YARGITAY KARARI
DAİRE : 15. Ceza Dairesi
ESAS NO : 2012/18985
KARAR NO : 2014/12395
KARAR TARİHİ : 19.06.2014
Tebliğname No : 11 – 2010/288489
MAHKEMESİ : Niğde Ağır Ceza Mahkemesi
TARİHİ : 14/05/2010
NUMARASI : 2008/118 (E) ve 2010/125 (K)
SUÇ : Dolandırıcılık
Dosya incelenerek gereği düşünüldü;
Dolandırıcılık suçunun oluşabilmesi için; failin bir kimseyi kandırabilecek nitelikte hileli davranışlarla hataya düşürüp, onun veya başkasının zararına, kendisine veya başkasına yarar sağlaması gerekmektedir.

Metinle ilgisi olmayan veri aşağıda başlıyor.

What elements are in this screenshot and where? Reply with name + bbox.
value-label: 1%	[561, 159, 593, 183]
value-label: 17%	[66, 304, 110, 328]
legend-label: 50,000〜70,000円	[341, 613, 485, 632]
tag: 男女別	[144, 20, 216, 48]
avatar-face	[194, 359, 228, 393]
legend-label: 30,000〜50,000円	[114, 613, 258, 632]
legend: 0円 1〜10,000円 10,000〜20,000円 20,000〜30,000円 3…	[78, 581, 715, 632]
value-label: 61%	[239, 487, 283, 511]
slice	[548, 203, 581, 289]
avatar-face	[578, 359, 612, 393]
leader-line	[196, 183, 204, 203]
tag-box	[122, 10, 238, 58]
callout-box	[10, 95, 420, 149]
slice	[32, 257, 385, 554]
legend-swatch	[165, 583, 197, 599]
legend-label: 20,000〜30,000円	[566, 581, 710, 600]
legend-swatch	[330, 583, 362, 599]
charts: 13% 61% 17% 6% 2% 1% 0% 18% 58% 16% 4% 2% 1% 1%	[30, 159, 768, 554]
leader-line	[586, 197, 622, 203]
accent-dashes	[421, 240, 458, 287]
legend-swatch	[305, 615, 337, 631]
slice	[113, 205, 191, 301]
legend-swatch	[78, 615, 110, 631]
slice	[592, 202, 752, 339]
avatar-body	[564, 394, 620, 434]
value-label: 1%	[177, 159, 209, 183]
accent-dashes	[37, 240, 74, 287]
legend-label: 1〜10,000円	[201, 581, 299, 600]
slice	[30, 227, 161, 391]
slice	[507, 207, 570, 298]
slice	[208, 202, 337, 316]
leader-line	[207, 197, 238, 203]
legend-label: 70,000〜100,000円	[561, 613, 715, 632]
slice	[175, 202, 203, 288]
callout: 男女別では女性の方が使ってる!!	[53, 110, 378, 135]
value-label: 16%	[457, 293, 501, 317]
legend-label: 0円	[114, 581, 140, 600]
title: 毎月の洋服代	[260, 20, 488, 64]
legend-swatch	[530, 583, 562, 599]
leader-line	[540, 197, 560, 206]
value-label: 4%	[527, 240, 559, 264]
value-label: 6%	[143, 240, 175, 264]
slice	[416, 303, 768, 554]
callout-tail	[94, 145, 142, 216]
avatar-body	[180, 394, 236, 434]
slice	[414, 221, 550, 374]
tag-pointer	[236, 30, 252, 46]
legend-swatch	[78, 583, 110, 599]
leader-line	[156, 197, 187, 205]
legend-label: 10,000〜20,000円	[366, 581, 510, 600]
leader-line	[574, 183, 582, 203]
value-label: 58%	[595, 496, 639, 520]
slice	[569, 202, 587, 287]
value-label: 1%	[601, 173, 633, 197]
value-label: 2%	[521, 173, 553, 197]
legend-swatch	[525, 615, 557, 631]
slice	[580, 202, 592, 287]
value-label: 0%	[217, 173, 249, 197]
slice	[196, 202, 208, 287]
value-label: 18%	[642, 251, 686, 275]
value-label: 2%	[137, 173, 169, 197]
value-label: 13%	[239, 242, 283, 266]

Hile nitelikli bir yalandır. Fail tarafından yapılan hileli davranış belli oranda ağır, yoğun ve ustaca olmalı, sergileniş açısından mağdurun inceleme olanağını ortadan kaldıracak nitelikte bir takım hareketler olmalıdır. Kullanılan hileli davranışlarla mağdur yanılgıya düşürülmeli ve bu yanıltma sonucu yalanlara inanan mağdur tarafından sanık veya bir başkasına haksız çıkar sağlanmalıdır. Hilenin kandırıcı nitelikte olup olmadığı olaysal olarak değerlendirilmeli, olayın özelliği, fiille olan ilişkisi, mağdurun durumu, kullanılmışsa gizlenen veya değiştirilen belgenin nitelikleri ayrı ayrı nazara alınmalıdır.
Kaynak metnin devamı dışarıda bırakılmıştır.